Alaska è una zona dell’invenzione. Un mondo sconosciuto dove si cercano relazioni tra l’esistente e il non esistente. È una regione da ridisegnare costantemente grazie alla sinergia di artisti e istituzioni culturali, che intendono aprirsi all’esplorazione di nuove traiettorie nel campo della danza, della coreografia, della scena e nelle relazioni tra opera e spettatore. Il gruppo artistico KLm [Kinkaleri, Le Supplici, mk], ha realizzato con Alaska un’idea fluida che possa quasi nominarsi come un Centro Coreografico Diffuso, superando la stanzialità e l’idea di luogo abitato in favore di spostamenti costanti sul territorio nazionale e internazionale. Alaska è un progetto nomade capace di aprire nuovi orizzonti all’interno di qualsiasi spazio, in una serie di appuntamenti in cui l’accadimento artistico vive costantemente nelle pratiche dell’esperimento, dell’invenzione e della relazione con lo spettatore e con gli altri artisti presenti.

Per il secondo anno consecutivo il progetto Alaska prende vita a Civitanova Marche.
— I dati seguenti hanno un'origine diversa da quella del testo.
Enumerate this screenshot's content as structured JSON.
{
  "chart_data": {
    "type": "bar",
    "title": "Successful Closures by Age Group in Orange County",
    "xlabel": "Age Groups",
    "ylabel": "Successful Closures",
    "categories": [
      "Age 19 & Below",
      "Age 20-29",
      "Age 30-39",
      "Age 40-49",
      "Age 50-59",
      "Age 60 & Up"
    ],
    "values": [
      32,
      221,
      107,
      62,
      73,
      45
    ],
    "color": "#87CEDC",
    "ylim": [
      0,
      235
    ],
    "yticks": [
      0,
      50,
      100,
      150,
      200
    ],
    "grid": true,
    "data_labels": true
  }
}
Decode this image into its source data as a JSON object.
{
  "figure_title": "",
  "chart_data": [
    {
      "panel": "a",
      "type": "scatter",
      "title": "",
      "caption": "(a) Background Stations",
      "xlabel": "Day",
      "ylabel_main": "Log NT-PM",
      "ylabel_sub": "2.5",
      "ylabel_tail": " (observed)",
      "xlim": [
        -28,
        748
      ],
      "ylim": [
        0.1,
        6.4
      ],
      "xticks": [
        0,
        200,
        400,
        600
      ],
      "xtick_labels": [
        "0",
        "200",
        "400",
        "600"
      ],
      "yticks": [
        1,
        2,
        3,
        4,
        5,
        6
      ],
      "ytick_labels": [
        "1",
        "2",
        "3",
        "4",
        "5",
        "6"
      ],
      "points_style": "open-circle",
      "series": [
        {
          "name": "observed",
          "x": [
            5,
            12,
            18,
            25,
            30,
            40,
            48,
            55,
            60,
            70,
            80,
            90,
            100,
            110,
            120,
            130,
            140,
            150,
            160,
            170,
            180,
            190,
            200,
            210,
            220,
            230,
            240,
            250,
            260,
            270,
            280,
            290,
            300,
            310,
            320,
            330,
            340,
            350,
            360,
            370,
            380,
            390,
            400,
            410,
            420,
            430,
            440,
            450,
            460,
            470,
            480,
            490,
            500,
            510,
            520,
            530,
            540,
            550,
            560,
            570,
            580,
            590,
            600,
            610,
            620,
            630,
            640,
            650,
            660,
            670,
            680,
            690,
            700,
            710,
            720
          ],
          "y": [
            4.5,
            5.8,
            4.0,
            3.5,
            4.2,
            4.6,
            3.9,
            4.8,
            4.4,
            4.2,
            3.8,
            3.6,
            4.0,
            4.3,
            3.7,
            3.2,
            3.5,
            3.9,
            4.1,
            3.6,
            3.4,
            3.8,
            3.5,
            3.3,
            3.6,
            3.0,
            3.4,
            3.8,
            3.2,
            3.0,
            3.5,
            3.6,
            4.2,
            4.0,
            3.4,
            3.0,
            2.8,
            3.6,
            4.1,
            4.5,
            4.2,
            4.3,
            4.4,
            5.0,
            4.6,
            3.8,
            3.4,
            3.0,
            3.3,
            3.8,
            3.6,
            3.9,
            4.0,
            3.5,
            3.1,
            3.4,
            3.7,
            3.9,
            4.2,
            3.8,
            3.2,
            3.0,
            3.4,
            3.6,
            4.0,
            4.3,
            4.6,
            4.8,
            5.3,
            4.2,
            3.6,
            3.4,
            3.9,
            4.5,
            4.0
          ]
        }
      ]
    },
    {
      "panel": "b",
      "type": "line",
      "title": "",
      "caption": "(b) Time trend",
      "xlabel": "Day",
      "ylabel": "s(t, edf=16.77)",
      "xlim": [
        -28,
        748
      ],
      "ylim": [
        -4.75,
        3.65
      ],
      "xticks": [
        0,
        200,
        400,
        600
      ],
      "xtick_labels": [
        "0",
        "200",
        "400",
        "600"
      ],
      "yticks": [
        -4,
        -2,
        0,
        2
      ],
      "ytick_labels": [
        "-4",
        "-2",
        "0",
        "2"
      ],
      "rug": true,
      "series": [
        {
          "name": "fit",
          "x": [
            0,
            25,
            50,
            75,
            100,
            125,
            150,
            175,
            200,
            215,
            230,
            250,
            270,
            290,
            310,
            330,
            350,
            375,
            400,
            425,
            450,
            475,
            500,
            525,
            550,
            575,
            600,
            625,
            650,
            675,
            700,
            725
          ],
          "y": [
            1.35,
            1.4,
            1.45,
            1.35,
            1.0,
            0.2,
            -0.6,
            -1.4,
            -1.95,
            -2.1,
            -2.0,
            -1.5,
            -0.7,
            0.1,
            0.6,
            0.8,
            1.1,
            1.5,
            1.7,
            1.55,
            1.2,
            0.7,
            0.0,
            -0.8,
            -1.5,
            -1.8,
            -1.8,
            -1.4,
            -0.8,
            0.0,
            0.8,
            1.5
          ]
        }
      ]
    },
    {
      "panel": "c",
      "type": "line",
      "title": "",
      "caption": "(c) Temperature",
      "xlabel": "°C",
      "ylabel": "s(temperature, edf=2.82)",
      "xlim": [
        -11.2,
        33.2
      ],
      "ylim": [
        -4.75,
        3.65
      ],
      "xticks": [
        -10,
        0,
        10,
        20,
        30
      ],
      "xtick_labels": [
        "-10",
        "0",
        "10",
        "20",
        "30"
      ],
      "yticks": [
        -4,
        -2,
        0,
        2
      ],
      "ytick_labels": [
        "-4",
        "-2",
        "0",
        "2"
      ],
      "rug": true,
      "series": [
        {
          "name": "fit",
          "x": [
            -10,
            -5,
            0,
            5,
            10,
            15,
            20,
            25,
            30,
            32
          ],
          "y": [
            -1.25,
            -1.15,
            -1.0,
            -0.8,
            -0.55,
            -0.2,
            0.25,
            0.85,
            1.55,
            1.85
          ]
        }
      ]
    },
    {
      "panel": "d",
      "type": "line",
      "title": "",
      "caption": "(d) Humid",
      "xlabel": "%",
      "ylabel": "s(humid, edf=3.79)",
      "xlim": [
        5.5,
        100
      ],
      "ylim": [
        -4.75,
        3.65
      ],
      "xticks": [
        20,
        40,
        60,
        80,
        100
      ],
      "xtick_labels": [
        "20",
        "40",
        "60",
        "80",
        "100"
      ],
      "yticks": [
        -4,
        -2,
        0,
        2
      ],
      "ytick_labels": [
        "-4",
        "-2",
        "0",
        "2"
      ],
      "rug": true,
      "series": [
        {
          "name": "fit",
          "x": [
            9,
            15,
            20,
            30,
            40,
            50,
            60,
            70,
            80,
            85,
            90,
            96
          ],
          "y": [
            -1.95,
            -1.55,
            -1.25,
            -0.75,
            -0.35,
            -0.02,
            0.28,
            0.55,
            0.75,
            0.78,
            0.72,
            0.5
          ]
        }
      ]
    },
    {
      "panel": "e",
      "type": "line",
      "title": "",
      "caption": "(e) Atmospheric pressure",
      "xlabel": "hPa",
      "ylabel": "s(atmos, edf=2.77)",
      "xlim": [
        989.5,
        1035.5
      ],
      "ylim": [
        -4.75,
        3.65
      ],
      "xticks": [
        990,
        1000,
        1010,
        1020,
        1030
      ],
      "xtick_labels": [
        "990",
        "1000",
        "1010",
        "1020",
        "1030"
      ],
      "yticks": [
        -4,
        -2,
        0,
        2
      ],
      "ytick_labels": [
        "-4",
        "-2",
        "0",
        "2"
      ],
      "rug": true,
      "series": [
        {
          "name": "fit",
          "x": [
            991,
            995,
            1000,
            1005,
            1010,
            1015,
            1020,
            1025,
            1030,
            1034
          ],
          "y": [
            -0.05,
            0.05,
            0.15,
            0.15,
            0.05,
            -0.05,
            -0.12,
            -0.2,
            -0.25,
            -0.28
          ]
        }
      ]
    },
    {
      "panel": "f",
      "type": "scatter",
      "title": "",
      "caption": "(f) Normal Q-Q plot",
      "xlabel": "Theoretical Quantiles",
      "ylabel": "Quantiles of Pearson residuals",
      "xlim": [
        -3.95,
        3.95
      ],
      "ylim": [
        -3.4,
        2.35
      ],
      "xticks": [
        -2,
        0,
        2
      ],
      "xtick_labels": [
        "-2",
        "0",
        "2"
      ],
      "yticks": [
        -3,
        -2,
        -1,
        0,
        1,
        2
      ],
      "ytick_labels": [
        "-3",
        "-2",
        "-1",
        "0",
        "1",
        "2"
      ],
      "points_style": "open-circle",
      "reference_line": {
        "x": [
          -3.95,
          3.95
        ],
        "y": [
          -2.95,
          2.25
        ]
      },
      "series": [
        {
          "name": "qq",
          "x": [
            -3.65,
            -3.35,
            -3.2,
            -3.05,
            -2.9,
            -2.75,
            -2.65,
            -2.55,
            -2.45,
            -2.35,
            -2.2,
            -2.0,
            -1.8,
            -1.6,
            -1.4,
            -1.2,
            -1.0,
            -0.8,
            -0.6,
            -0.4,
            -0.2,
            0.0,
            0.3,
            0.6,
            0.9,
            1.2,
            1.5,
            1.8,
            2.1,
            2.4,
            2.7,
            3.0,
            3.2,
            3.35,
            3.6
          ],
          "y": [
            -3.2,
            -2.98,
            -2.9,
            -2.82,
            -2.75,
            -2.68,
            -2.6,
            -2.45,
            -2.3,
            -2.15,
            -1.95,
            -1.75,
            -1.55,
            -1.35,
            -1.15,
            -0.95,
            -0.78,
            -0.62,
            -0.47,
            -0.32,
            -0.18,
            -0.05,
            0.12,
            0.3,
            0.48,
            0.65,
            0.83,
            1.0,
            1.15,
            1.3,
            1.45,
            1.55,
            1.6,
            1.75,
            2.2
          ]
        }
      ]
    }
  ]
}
Tra novembre e dicembre 2019, queste tre compagnie – Kinkaleri, Le Supplici e mk – hanno abitato e abiteranno il Teatro Annibal Caro e la Foresteria Imperatrice Eugenia grazie a  Civitanova casa della Danza, progetto di residenza ideato e realizzato da AMAT
finanziato da MiBACT e Regione Marche.
[Nel 2018 nell’ambito del progetto Alaska si era svolto uno speciale laboratorio di Kinkaleri con All! e avevamo assistito alla tappa Inverno de Le Stagioni invisibiliCiclo coreografico infinito di Le Supplici]

A novembre quindi la compagnia mk guidata da Michele Di Stefano, ha portato in scena lo spettacolo Quattro danze coloniali viste da vicino in un luogo altro, diverso dal teatro. Per la prima volta infatti i corpi danzanti di Philippe Barbut, Biagio Caravano e Laura Scarpini hanno portato il pubblico a guardare con occhi diversi il Mind Studios, un locale ricavato da una ex officina del porto civitanovese dove solitamente si ascoltano concerti. Grazie alla danza un ambiente dedito a tutt’altra attività ha ospitato lo spettatore trasportandolo verso mondi altri, portandolo in territori inesplorati, proprio come la nostra cara Alaska.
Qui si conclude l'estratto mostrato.